Fazer carros elétricos baratos e, ao mesmo tempo, lucrativos continua sendo, há anos, um dos obstáculos mais difíceis de contornar para a indústria automotiva.
Dos elétricos de 25 mil euros ao novo alvo de 20 mil euros
Com a meta dos elétricos na faixa dos 25 mil euros (ou até um pouco menos) cada vez mais próxima - como já vimos com o novo Citroën ë-C3 (chega em 2024) e com os anunciados Renault 5 (chega em 2024) e Volkswagen ID. 2All (chega em 2025) - o setor já colocou um novo objetivo no horizonte: carros elétricos por 20 mil euros ou menos.
Chegar lá, porém, está longe de ser simples. No começo do ano, a Volkswagen divulgou a intenção de lançar um elétrico por menos de 20 mil euros (2026-2027). Só que, mais recentemente, o diretor executivo do Grupo Volkswagen, Oliver Blume, afirmou que produzir um elétrico por menos de 25 mil euros com rentabilidade seria algo dificilmente viável.
Ainda assim, vale o lembrete: “nunca diga nunca”. Isso porque, há pouco tempo, a Renault pegou o mercado de surpresa ao anunciar um novo Twingo 100% elétrico para 2026, com preço prometido abaixo dos 20 mil euros e com potencial de trazer retorno financeiro para a montadora francesa.
«Aliança Renault-Volkswagen»?
A sinalização da Renault pode ter funcionado como “gatilho” para uma apuração do jornal alemão Handelsblatt: segundo a publicação, a Volkswagen estaria conversando com a montadora francesa para desenvolver e produzir um carro elétrico de 20 mil euros ou menos.

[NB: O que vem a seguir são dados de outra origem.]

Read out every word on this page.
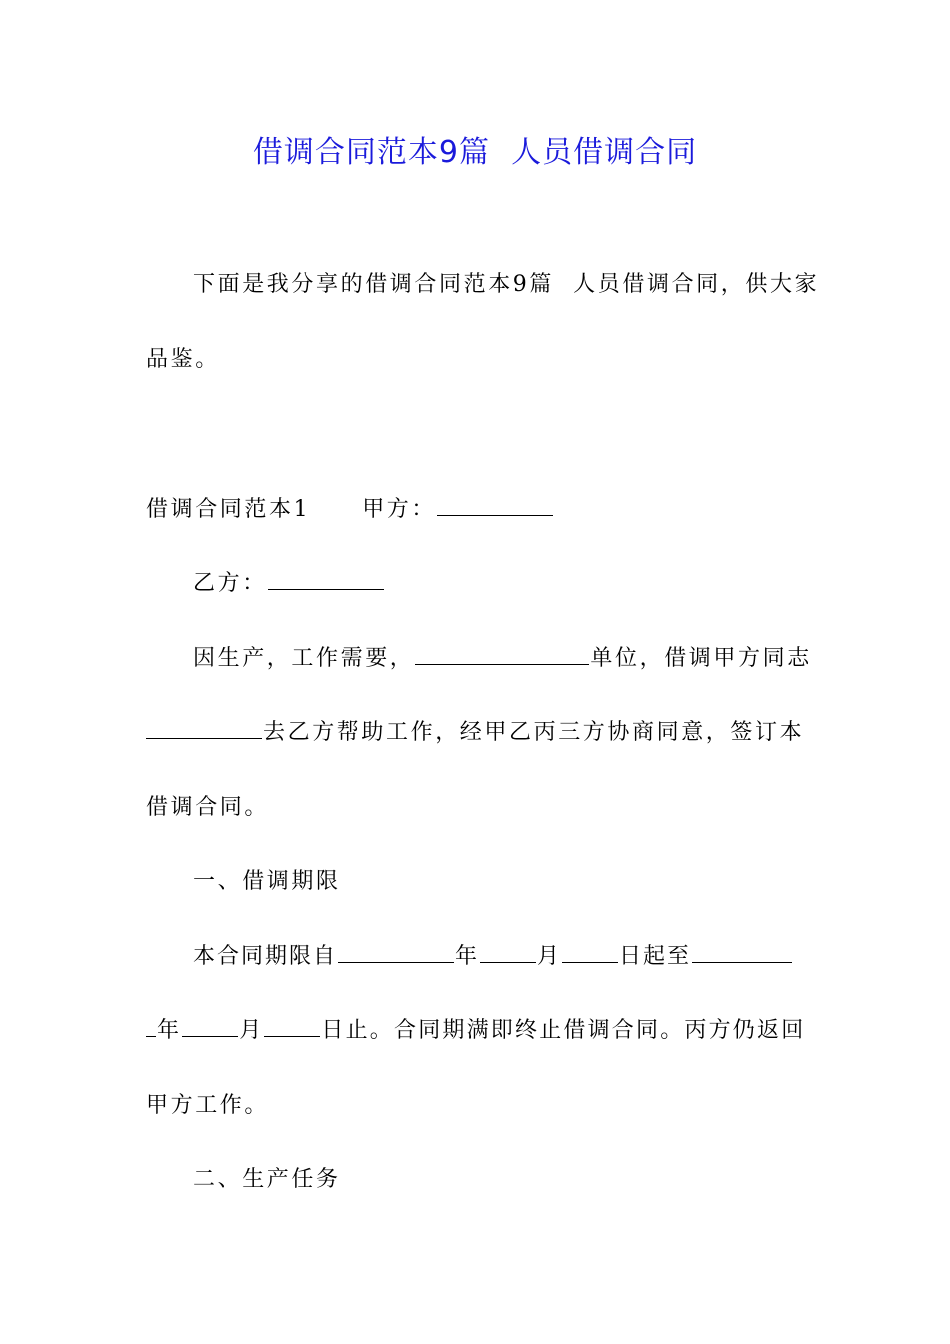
借调合同范本9篇  人员借调合同
下面是我分享的借调合同范本9篇  人员借调合同，供大家
品鉴。
借调合同范本1 甲方：
乙方：
因生产，工作需要，	单位，借调甲方同志
去乙方帮助工作，经甲乙丙三方协商同意，签订本
借调合同。
一、借调期限
本合同期限自	年	月	日起至
年	月	日止。合同期满即终止借调合同。丙方仍返回
甲方工作。
二、生产任务
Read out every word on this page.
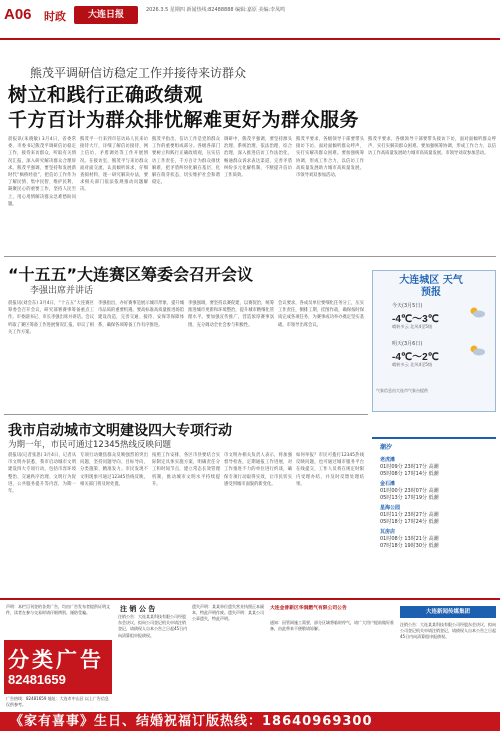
A06 时政	大连日报	2026.3.5 星期四 新闻热线:82488888 编辑:嘉原 美编:李凤鸣
熊茂平调研信访稳定工作并接待来访群众
树立和践行正确政绩观
千方百计为群众排忧解难更好为群众服务
晨报讯(朱晓敏) 3月4日，省委常委、市委书记熊茂平调研信访稳定工作，接待来访群众，听取有关情况汇报，深入研究解决群众合理诉求。熊茂平强调，要坚持和发展新时代“枫桥经验”，把信访工作作为了解民情、集中民智、维护民利、凝聚民心的重要工作，坚持人民至上，用心用情解决群众急难愁盼问题。
熊茂平一行来到市信访局人民来访接待大厅，详细了解信访接待、网上信访、矛盾调处等工作开展情况。在接访室，熊茂平与来访群众面对面交流，认真倾听诉求，仔细查阅材料，逐一研究解决办法，要求相关部门依法依规推动问题解决。
熊茂平指出，信访工作是党的群众工作的重要组成部分。各级各部门要树立和践行正确政绩观，压实信访工作责任，千方百计为群众排忧解难，把矛盾纠纷化解在基层、化解在萌芽状态，切实维护社会和谐稳定。
调研中，熊茂平强调，要坚持源头治理、系统治理、依法治理、综合治理，深入推进信访工作法治化，畅通群众诉求表达渠道，完善矛盾纠纷多元化解机制，不断提升信访工作质效。
熊茂平要求，各级领导干部要带头接访下访，面对面倾听群众呼声，实打实解决群众困难。要加强统筹协调，形成工作合力，以信访工作高质量发展助力城市高质量发展。市领导刘双参加活动。
熊茂平要求，各级领导干部要带头接访下访，面对面倾听群众呼声，实打实解决群众困难。要加强统筹协调，形成工作合力，以信访工作高质量发展助力城市高质量发展。市领导刘双参加活动。
“十五五”大连赛区筹委会召开会议
李强出席并讲话
晨报讯(刘会东) 3月4日，“十五五”大连赛区筹委会召开会议，研究部署赛事筹备重点工作。市委副书记、市长李强出席并讲话。会议听取了赛区筹备工作进展情况汇报，审议了相关工作方案。
李强指出，办好赛事是展示城市形象、提升城市品质的重要机遇。要高标准高质量推进场馆建设改造，完善交通、接待、安保等保障体系，确保各项筹备工作有序推进。
李强强调，要坚持以赛促建、以赛促治，统筹推进城市更新和环境整治，提升城市精细化管理水平。要加强宣传推广，营造浓厚赛事氛围，充分调动全社会参与积极性。
会议要求，各成员单位要细化任务分工，压实工作责任，倒排工期、挂图作战，确保按时保质完成各项任务，为赛事成功举办奠定坚实基础。市领导出席会议。
大连城区 天气预报
今天(3月5日)
-4℃～3℃
晴转多云 北风4至5级
明天(3月6日)
-4℃～2℃
晴转多云 北风4至5级
气象信息由大连市气象台提供
我市启动城市文明建设四大专项行动
为期一年，市民可通过12345热线反映问题
晨报讯(记者张思) 3月4日，记者从市文明办获悉，我市启动城市文明建设四大专项行动，包括市容环境整治、交通秩序治理、文明行为促进、公共服务提升等内容，为期一年。
专项行动聚焦群众反映强烈的突出问题，坚持问题导向、目标导向，分类施策、精准发力。市民发现不文明现象可通过12345热线反映，相关部门将及时处置。
按照工作安排，各区市县要结合实际制定具体实施方案，明确责任分工和时间节点，建立常态长效管理机制，推动城市文明水平持续提升。
市文明办相关负责人表示，将加强督导检查，定期通报工作进展，对工作推进不力的单位进行约谈，确保专项行动取得实效，让市民切实感受到城市面貌的新变化。
如何举报？市民可拨打12345热线反映问题，也可通过城市服务平台在线提交，工作人员将在规定时限内受理办结，并及时反馈处理结果。
潮汐
老虎滩
01时09分 23时17分 高潮
05时08分 17时14分 低潮
金石滩
01时00分 23时07分 高潮
05时13分 17时19分 低潮
星海公园
01时11分 23时27分 高潮
05时18分 17时24分 低潮
瓦房店
01时08分 13时21分 高潮
07时18分 19时30分 低潮
声明：本栏目刊登的各类广告，均由广告发布者提供证明文件，读者在参与交易时请仔细辨别，谨防受骗。
分类广告
82481659
广告热线：82481659 地址：大连市中山区 以上广告信息仅供参考。
注 销 公 告
注销公告：大连某某科技有限公司经股东会决议，拟向公司登记机关申请注销登记，请债权人自本公告之日起45日内向清算组申报债权。
遗失声明：某某单位遗失营业执照正本副本，特此声明作废。遗失声明：某某公司公章遗失，特此声明。
大连金普新区华润燃气有限公司公告
通知：因管网施工需要，部分区域将临时停气，请广大用户提前做好准备，由此带来不便敬请谅解。
大连新闻传媒集团
注销公告：大连某某科技有限公司经股东会决议，拟向公司登记机关申请注销登记，请债权人自本公告之日起45日内向清算组申报债权。
《家有喜事》生日、结婚祝福订版热线：18640969300
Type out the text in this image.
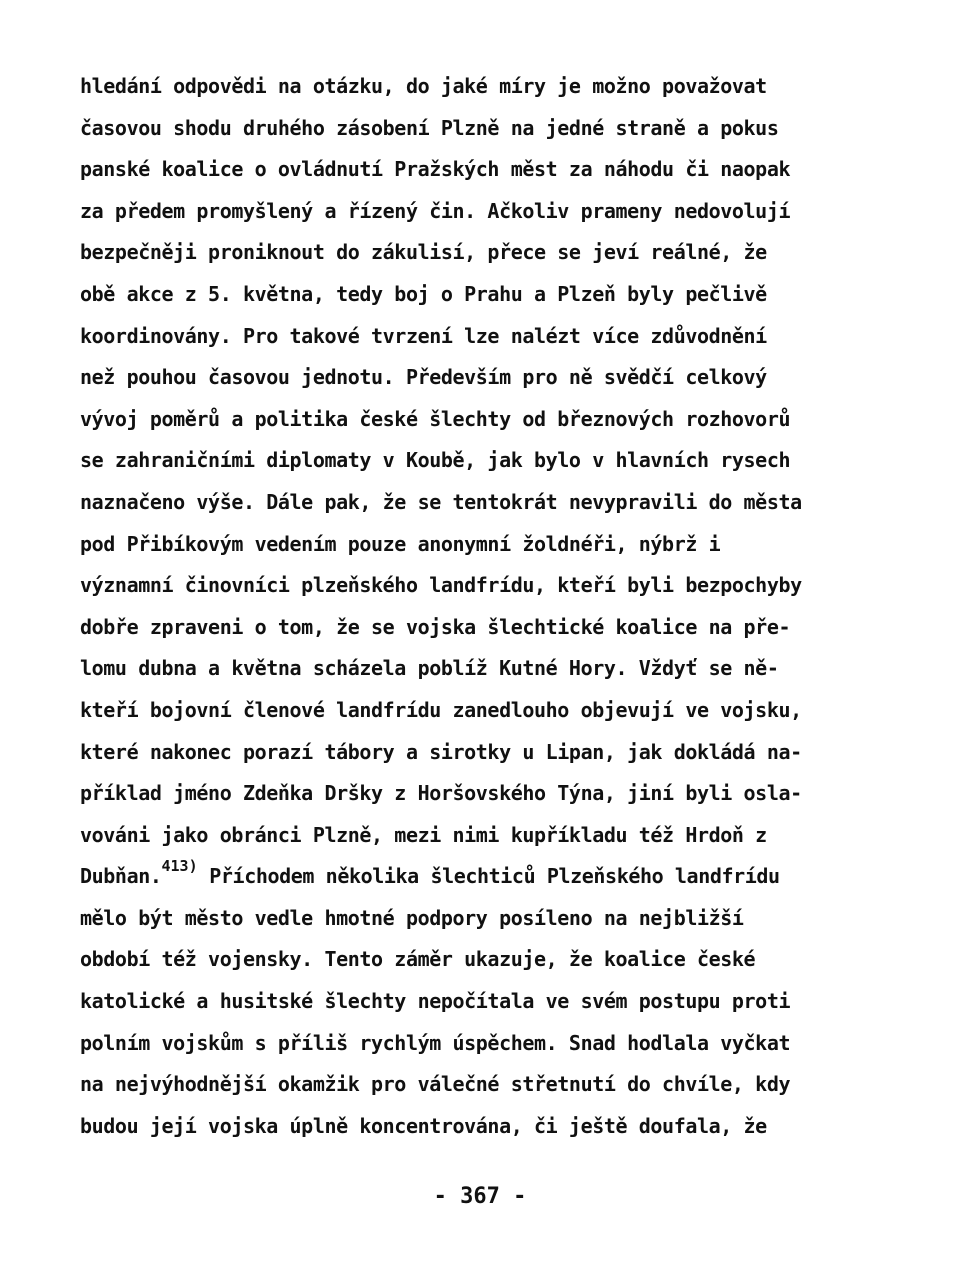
hledání odpovědi na otázku, do jaké míry je možno považovat
časovou shodu druhého zásobení Plzně na jedné straně a pokus
panské koalice o ovládnutí Pražských měst za náhodu či naopak
za předem promyšlený a řízený čin. Ačkoliv prameny nedovolují
bezpečněji proniknout do zákulisí, přece se jeví reálné, že
obě akce z 5. května, tedy boj o Prahu a Plzeň byly pečlivě
koordinovány. Pro takové tvrzení lze nalézt více zdůvodnění
než pouhou časovou jednotu. Především pro ně svědčí celkový
vývoj poměrů a politika české šlechty od březnových rozhovorů
se zahraničními diplomaty v Koubě, jak bylo v hlavních rysech
naznačeno výše. Dále pak, že se tentokrát nevypravili do města
pod Přibíkovým vedením pouze anonymní žoldnéři, nýbrž i
významní činovníci plzeňského landfrídu, kteří byli bezpochyby
dobře zpraveni o tom, že se vojska šlechtické koalice na pře-
lomu dubna a května scházela poblíž Kutné Hory. Vždyť se ně-
kteří bojovní členové landfrídu zanedlouho objevují ve vojsku,
které nakonec porazí tábory a sirotky u Lipan, jak dokládá na-
příklad jméno Zdeňka Dršky z Horšovského Týna, jiní byli osla-
vováni jako obránci Plzně, mezi nimi kupříkladu též Hrdoň z
Dubňan.$^{413)}$ Příchodem několika šlechticů Plzeňského landfrídu
mělo být město vedle hmotné podpory posíleno na nejbližší
období též vojensky. Tento záměr ukazuje, že koalice české
katolické a husitské šlechty nepočítala ve svém postupu proti
polním vojskům s příliš rychlým úspěchem. Snad hodlala vyčkat
na nejvýhodnější okamžik pro válečné střetnutí do chvíle, kdy
budou její vojska úplně koncentrována, či ještě doufala, že
- 367 -
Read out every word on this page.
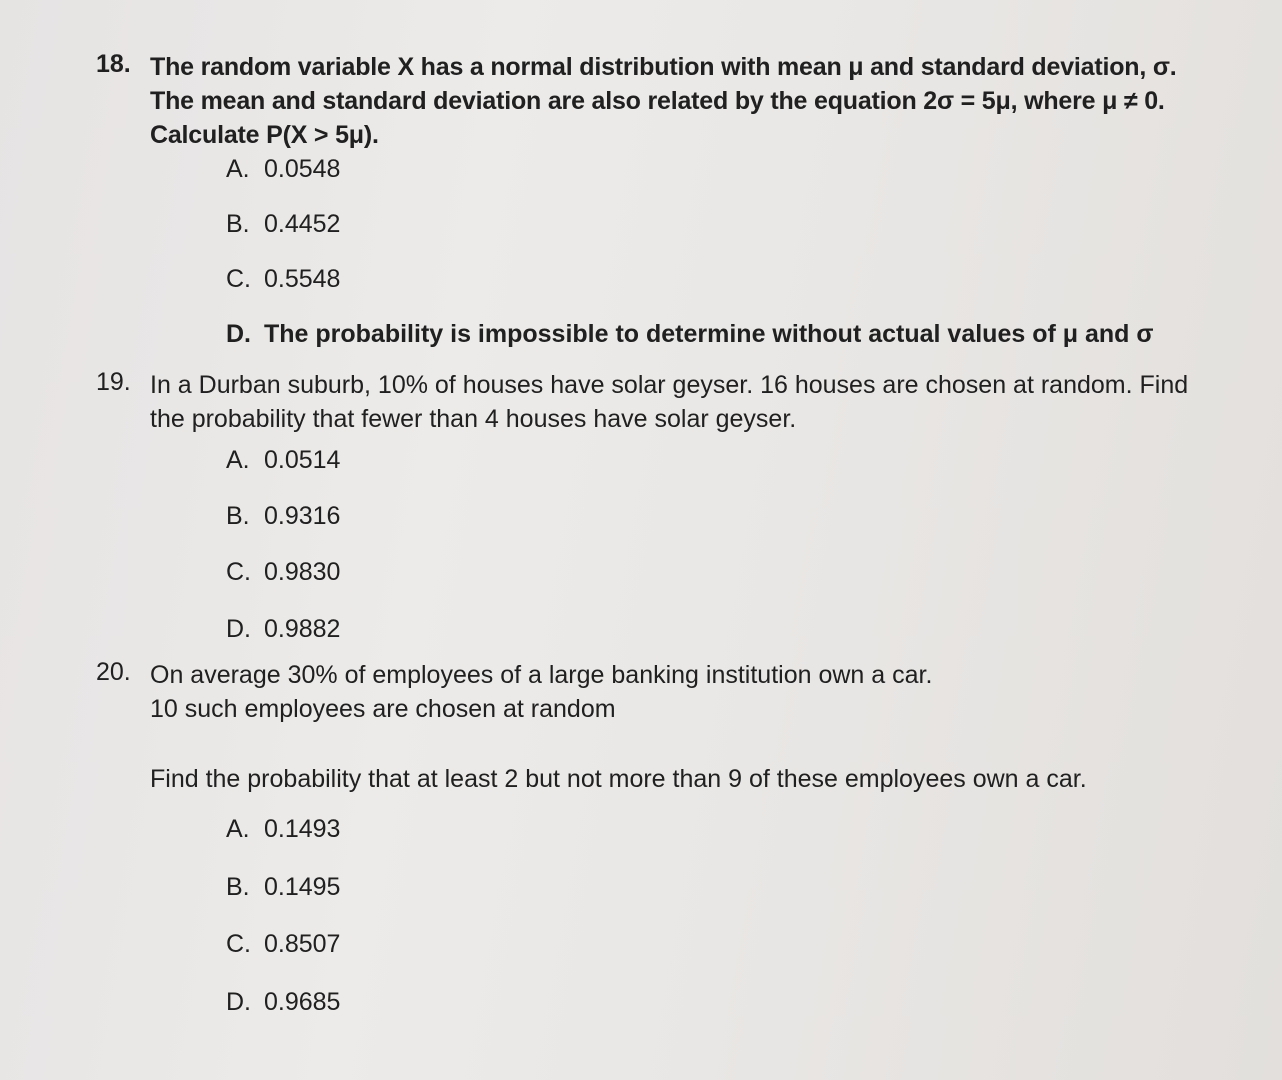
18. The random variable X has a normal distribution with mean μ and standard deviation, σ.

The mean and standard deviation are also related by the equation 2σ = 5μ, where μ ≠ 0.

Calculate P(X > 5μ).

A. 0.0548
B. 0.4452
C. 0.5548
D. The probability is impossible to determine without actual values of μ and σ
19. In a Durban suburb, 10% of houses have solar geyser. 16 houses are chosen at random. Find

the probability that fewer than 4 houses have solar geyser.

A. 0.0514
B. 0.9316
C. 0.9830
D. 0.9882
20. On average 30% of employees of a large banking institution own a car.

10 such employees are chosen at random

Find the probability that at least 2 but not more than 9 of these employees own a car.

A. 0.1493
B. 0.1495
C. 0.8507
D. 0.9685
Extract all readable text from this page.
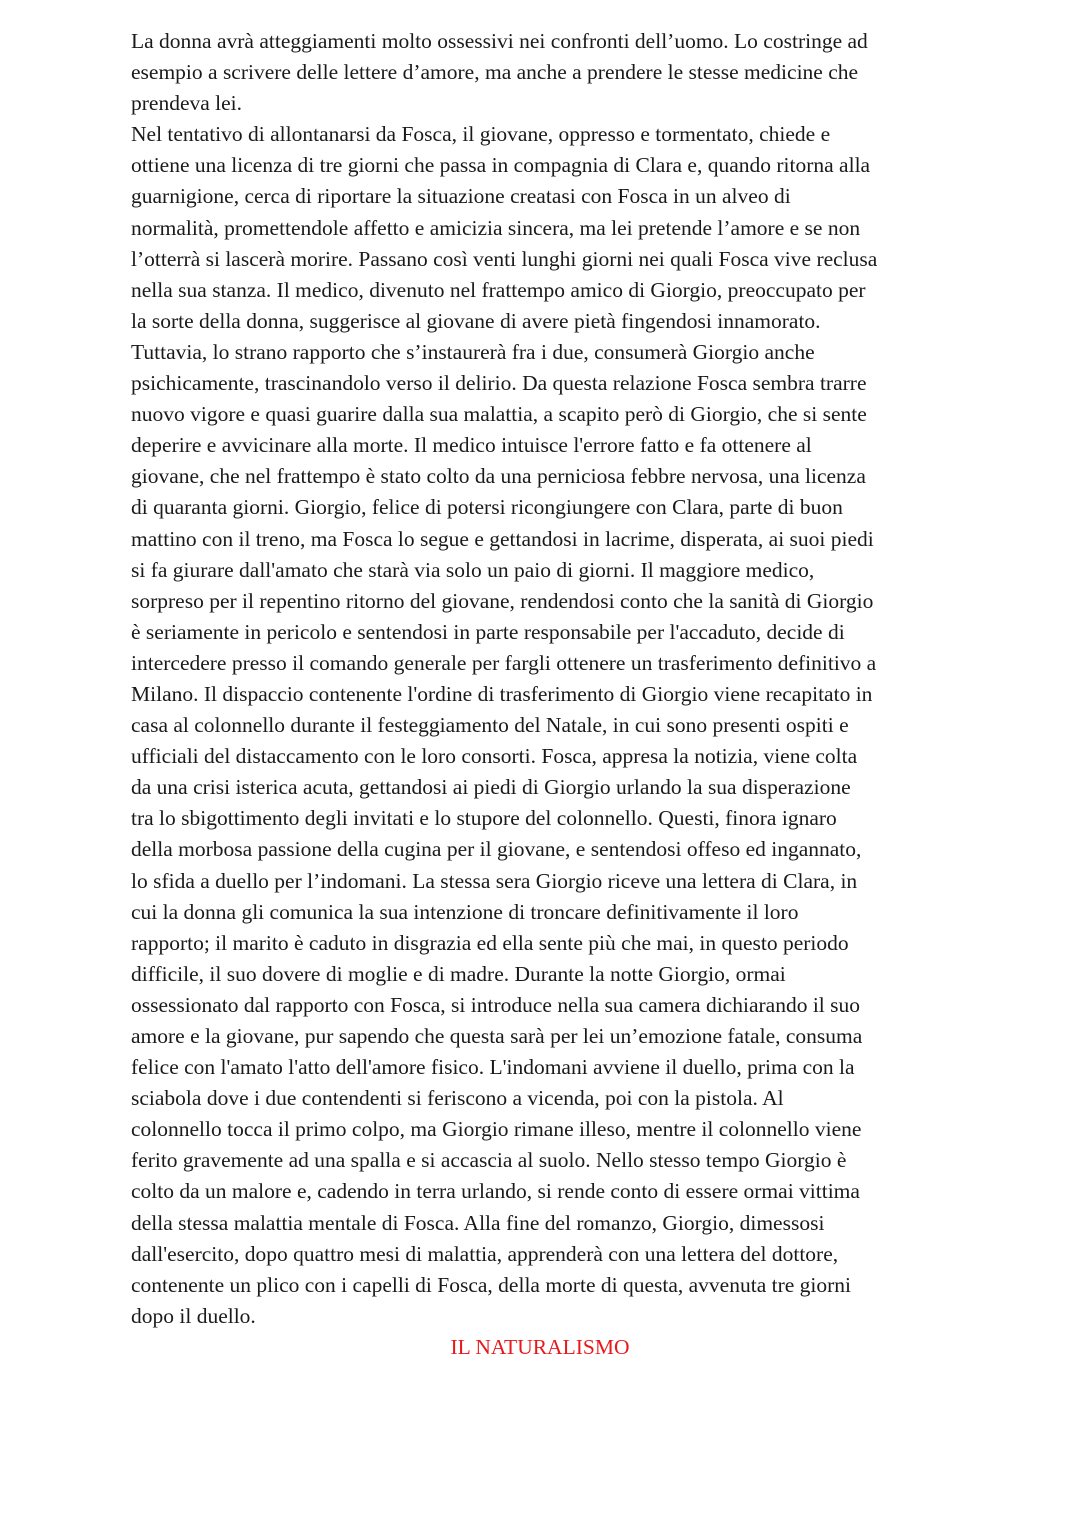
La donna avrà atteggiamenti molto ossessivi nei confronti dell’uomo. Lo costringe ad
esempio a scrivere delle lettere d’amore, ma anche a prendere le stesse medicine che
prendeva lei.
Nel tentativo di allontanarsi da Fosca, il giovane, oppresso e tormentato, chiede e
ottiene una licenza di tre giorni che passa in compagnia di Clara e, quando ritorna alla
guarnigione, cerca di riportare la situazione creatasi con Fosca in un alveo di
normalità, promettendole affetto e amicizia sincera, ma lei pretende l’amore e se non
l’otterrà si lascerà morire. Passano così venti lunghi giorni nei quali Fosca vive reclusa
nella sua stanza. Il medico, divenuto nel frattempo amico di Giorgio, preoccupato per
la sorte della donna, suggerisce al giovane di avere pietà fingendosi innamorato.
Tuttavia, lo strano rapporto che s’instaurerà fra i due, consumerà Giorgio anche
psichicamente, trascinandolo verso il delirio. Da questa relazione Fosca sembra trarre
nuovo vigore e quasi guarire dalla sua malattia, a scapito però di Giorgio, che si sente
deperire e avvicinare alla morte. Il medico intuisce l'errore fatto e fa ottenere al
giovane, che nel frattempo è stato colto da una perniciosa febbre nervosa, una licenza
di quaranta giorni. Giorgio, felice di potersi ricongiungere con Clara, parte di buon
mattino con il treno, ma Fosca lo segue e gettandosi in lacrime, disperata, ai suoi piedi
si fa giurare dall'amato che starà via solo un paio di giorni. Il maggiore medico,
sorpreso per il repentino ritorno del giovane, rendendosi conto che la sanità di Giorgio
è seriamente in pericolo e sentendosi in parte responsabile per l'accaduto, decide di
intercedere presso il comando generale per fargli ottenere un trasferimento definitivo a
Milano. Il dispaccio contenente l'ordine di trasferimento di Giorgio viene recapitato in
casa al colonnello durante il festeggiamento del Natale, in cui sono presenti ospiti e
ufficiali del distaccamento con le loro consorti. Fosca, appresa la notizia, viene colta
da una crisi isterica acuta, gettandosi ai piedi di Giorgio urlando la sua disperazione
tra lo sbigottimento degli invitati e lo stupore del colonnello. Questi, finora ignaro
della morbosa passione della cugina per il giovane, e sentendosi offeso ed ingannato,
lo sfida a duello per l’indomani. La stessa sera Giorgio riceve una lettera di Clara, in
cui la donna gli comunica la sua intenzione di troncare definitivamente il loro
rapporto; il marito è caduto in disgrazia ed ella sente più che mai, in questo periodo
difficile, il suo dovere di moglie e di madre. Durante la notte Giorgio, ormai
ossessionato dal rapporto con Fosca, si introduce nella sua camera dichiarando il suo
amore e la giovane, pur sapendo che questa sarà per lei un’emozione fatale, consuma
felice con l'amato l'atto dell'amore fisico. L'indomani avviene il duello, prima con la
sciabola dove i due contendenti si feriscono a vicenda, poi con la pistola. Al
colonnello tocca il primo colpo, ma Giorgio rimane illeso, mentre il colonnello viene
ferito gravemente ad una spalla e si accascia al suolo. Nello stesso tempo Giorgio è
colto da un malore e, cadendo in terra urlando, si rende conto di essere ormai vittima
della stessa malattia mentale di Fosca. Alla fine del romanzo, Giorgio, dimessosi
dall'esercito, dopo quattro mesi di malattia, apprenderà con una lettera del dottore,
contenente un plico con i capelli di Fosca, della morte di questa, avvenuta tre giorni
dopo il duello.
IL NATURALISMO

Até o momento, nenhuma das duas marcas comentou publicamente essa possível parceria. Ainda assim, um porta-voz da Renault disse à Reuters que cooperar com outras montadoras é necessário para que eles consigam competir no segmento de veículos elétricos pequenos.
Por que é tão difícil chegar aos 20 mil euros
A pandemia e a crise logística que veio na sequência, somadas à alta nos custos de energia e de matérias-primas, empurraram para frente o calendário de chegada desses elétricos mais acessíveis.
Além disso, a entrada de fabricantes chinesas no mercado europeu - que já têm elétricos muito baratos em seus mercados domésticos - aumenta a pressão sobre as montadoras europeias para atingir o mesmo patamar de competitividade.
Pressão da China e a diferença de preços na Europa
Segundo a JATO Dynamics, no primeiro semestre de 2023, o preço médio de transação de carros elétricos novos na Europa ficou em cerca de 65 mil euros, enquanto na China foi de 31 mil euros.
Essa diferença enorme pode ser explicada tanto pelo perfil do mercado chinês de elétricos, no qual os compactos urbanos têm uma participação relevante - algo que não se repete na Europa - quanto pela “guerra” de preços vista desde o início do ano, que cortou milhares de euros do preço de tabela de vários modelos.